Ее завораживали подопытные из лаборатории. Хотя они просто лежали в кроватях, отделенные от Катсу звукоизолирующей пластиковой перегородкой, девочка подолгу стояла и смотрела на них своими непроницаемыми темными глазами. Поначалу Прасад и остальные пытались отогнать ее, отсылая играть к себе, но она всегда возвращалась. И в конце концов Прасад сдался. Ему оставалось либо предоставить ей свободу и разрешить присутствовать в лаборатории, либо не пускать ее туда совсем, а он не мог себе представить, как это она останется на полном попечении кого-то другого.
Прасаду не давало покоя развитие коммуникативных навыков дочки. На базе постоянно находились полтора десятка людей: доктора Сей и Кри, Прасад, исследователь-вирусолог по имени Макс Гарин и одиннадцать рабов, занятых приготовлением пищи, уборкой, обслуживанием подопытных. Доктор Сей старалась избегать Катсу. Прасад никогда не видел ее рядом с дочерью. Но девочку это вовсе не трогало. Она проводила время за компьютером, наблюдала за рыбами, общалась с отцом. За исключением лабораторных подопытных, остальные люди на базе едва ли для нее существовали.
Катсу вот-вот должно было исполниться девять лет, когда Прасад и другие ученые заметили перемену в поведении подопытных — тех, что принадлежали к первой партии, которую доктор Сей хотела уничтожить.

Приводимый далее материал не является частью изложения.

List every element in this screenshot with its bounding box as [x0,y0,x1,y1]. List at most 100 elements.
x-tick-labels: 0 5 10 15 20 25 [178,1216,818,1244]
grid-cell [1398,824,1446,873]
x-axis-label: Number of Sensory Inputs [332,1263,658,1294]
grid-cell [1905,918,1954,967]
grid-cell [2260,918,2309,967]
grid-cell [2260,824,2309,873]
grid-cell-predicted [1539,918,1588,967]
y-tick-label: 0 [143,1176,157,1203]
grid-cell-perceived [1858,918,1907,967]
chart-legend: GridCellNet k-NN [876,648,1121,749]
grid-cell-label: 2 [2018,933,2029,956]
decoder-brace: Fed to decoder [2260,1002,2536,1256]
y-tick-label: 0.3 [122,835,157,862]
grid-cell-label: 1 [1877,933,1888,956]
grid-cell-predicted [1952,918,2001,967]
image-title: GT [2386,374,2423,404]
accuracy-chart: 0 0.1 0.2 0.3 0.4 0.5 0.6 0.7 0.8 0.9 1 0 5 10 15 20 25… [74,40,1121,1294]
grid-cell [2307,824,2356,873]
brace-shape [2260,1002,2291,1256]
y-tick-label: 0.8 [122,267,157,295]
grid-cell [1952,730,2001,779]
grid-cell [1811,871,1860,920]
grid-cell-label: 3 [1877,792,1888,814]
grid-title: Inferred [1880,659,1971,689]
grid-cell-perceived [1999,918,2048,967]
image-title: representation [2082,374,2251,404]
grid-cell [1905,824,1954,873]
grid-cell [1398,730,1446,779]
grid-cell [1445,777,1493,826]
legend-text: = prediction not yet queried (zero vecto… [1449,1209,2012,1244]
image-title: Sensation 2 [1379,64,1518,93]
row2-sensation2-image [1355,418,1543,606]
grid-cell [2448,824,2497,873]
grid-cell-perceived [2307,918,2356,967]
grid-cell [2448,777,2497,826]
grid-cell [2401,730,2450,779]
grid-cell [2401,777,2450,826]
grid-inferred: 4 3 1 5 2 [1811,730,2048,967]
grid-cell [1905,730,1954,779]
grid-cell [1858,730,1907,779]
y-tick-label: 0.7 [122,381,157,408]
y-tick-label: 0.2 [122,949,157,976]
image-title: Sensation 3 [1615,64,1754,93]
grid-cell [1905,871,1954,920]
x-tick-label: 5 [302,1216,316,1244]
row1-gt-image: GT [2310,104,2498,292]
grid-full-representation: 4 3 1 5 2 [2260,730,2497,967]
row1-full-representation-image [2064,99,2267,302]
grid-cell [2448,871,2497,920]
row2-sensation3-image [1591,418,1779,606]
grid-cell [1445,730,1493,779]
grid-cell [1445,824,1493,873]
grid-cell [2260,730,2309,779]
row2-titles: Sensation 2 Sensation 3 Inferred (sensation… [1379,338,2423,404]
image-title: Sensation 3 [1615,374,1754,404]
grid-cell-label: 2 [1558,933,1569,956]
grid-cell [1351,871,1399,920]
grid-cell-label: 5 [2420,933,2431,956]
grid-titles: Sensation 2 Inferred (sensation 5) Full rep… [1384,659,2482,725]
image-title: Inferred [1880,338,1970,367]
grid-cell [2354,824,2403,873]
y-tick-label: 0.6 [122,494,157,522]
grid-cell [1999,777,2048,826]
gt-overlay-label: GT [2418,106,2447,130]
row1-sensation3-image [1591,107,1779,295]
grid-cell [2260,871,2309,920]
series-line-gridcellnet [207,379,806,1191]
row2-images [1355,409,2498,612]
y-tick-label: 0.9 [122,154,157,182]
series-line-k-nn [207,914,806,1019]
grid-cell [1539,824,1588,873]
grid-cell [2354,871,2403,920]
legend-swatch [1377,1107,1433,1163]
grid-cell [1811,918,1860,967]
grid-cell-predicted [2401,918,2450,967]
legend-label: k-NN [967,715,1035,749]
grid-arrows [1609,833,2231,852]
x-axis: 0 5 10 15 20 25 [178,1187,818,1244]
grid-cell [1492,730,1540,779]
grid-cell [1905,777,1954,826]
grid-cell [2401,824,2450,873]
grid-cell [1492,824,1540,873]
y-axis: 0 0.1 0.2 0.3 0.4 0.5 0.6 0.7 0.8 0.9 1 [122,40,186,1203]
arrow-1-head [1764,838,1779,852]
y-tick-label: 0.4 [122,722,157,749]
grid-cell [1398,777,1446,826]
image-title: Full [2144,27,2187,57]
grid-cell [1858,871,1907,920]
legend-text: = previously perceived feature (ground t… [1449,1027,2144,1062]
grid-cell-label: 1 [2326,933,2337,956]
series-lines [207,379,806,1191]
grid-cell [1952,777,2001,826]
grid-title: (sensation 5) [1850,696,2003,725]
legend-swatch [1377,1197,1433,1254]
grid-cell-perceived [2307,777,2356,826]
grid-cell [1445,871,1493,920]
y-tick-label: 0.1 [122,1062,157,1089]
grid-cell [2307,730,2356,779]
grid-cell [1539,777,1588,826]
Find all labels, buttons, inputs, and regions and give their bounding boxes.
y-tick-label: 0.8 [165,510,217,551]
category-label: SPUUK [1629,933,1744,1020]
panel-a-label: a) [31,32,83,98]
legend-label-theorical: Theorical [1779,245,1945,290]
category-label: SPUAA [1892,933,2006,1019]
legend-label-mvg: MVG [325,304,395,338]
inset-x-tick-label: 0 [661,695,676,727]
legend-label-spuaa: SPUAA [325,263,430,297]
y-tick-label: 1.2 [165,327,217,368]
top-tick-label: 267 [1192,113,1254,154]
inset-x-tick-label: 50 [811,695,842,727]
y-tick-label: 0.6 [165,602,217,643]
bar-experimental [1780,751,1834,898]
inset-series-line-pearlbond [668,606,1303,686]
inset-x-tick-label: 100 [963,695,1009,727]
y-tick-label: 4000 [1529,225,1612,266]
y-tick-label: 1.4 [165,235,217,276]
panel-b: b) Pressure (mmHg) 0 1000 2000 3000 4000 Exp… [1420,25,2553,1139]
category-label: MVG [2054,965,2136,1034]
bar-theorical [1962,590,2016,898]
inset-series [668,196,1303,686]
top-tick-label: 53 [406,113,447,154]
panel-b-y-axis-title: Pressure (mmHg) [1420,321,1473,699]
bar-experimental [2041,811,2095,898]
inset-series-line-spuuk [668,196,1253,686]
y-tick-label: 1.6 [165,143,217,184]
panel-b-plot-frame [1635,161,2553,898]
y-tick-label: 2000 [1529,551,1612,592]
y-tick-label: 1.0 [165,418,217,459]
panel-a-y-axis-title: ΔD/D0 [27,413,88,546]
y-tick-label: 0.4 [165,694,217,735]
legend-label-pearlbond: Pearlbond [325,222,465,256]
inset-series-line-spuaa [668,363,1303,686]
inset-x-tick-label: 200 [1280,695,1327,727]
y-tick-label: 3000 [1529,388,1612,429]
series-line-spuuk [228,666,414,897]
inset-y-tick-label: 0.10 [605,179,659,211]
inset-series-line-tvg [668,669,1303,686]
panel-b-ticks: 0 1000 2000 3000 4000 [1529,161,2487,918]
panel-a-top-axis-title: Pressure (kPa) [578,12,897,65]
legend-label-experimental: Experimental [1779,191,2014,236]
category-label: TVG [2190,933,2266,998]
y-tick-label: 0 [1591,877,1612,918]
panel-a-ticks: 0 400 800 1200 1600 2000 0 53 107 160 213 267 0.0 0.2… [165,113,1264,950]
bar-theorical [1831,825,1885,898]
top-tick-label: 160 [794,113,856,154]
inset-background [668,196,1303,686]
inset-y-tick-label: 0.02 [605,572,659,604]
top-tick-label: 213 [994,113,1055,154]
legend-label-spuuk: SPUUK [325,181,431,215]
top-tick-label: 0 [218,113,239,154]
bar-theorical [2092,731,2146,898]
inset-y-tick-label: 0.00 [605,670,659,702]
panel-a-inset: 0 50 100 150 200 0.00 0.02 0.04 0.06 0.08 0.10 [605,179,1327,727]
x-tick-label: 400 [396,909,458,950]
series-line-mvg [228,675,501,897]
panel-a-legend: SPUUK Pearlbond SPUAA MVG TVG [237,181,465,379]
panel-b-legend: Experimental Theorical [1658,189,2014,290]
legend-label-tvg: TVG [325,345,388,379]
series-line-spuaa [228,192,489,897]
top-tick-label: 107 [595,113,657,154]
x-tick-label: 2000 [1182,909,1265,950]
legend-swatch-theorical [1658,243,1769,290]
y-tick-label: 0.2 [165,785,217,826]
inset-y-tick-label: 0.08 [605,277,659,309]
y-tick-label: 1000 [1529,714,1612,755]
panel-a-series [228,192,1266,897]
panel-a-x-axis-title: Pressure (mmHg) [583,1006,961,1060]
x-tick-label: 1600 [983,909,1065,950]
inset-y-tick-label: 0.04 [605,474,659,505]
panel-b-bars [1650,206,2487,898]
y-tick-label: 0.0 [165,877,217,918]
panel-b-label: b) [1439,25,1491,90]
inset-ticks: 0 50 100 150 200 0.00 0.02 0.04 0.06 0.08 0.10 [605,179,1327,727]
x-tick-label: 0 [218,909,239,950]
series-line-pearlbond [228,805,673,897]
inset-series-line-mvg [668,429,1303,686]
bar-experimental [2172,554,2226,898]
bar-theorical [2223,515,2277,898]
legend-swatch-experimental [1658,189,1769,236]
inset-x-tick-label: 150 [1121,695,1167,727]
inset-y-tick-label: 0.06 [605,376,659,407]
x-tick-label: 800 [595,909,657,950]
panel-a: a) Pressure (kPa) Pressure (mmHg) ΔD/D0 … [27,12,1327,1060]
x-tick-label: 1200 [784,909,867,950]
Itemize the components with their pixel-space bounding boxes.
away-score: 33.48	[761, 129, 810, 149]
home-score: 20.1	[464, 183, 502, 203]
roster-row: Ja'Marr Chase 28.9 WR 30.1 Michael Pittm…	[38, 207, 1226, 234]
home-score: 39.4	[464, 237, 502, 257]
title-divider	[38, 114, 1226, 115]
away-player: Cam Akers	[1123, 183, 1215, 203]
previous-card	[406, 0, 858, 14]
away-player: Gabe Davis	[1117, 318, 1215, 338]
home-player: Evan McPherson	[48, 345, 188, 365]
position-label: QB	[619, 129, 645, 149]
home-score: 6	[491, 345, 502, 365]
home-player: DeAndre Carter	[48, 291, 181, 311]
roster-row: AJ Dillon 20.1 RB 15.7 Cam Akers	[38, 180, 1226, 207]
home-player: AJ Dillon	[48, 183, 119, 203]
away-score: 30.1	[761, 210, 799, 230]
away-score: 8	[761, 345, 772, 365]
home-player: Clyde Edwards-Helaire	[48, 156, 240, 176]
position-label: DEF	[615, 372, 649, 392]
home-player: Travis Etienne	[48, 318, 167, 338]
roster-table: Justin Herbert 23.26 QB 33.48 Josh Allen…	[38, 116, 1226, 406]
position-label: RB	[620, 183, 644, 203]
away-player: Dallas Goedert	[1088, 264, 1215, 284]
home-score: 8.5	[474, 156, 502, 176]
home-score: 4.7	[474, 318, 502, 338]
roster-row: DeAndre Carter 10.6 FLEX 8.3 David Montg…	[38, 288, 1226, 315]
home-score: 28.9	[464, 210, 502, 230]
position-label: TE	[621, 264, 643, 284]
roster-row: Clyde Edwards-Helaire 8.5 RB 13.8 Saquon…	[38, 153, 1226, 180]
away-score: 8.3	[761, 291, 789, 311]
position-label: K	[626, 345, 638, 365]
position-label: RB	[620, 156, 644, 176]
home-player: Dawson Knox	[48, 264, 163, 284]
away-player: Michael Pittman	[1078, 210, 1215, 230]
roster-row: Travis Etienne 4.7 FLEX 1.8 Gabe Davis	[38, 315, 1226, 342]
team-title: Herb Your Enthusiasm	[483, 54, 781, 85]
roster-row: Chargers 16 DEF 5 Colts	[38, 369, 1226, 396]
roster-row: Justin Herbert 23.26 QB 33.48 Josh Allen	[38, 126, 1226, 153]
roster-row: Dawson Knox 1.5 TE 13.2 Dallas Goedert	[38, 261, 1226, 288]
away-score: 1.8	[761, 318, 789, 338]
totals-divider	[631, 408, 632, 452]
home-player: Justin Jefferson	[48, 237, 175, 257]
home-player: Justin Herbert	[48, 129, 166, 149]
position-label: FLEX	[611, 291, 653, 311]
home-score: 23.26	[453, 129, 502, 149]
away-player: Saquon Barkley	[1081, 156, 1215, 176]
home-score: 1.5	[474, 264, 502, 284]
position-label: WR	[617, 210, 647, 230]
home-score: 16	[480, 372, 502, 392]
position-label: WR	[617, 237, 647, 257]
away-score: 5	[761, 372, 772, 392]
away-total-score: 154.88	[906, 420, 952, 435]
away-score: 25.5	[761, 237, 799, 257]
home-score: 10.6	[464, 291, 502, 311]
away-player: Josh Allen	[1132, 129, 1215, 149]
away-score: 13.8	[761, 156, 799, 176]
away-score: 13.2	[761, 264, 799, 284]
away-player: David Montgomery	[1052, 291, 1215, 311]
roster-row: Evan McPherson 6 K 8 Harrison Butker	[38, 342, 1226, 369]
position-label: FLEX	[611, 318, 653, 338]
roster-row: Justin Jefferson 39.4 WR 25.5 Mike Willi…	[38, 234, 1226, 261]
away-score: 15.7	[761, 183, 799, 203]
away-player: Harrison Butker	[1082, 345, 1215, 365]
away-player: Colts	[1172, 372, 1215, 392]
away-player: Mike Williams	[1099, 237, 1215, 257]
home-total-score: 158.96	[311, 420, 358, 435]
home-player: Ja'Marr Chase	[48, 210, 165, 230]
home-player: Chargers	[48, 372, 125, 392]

Время от времени их охватывало возбуждение, и они начинали метаться, будто охваченные конвульсиями. Однажды Прасад наблюдал за такими метаниями. Вдруг один из них сел на постели и закричал. Во всяком случае, так это выглядело со стороны. Подопытный широко разинул рот, его лицо исказилось гримасой страха, но из горла не вырвалось ни единого звука.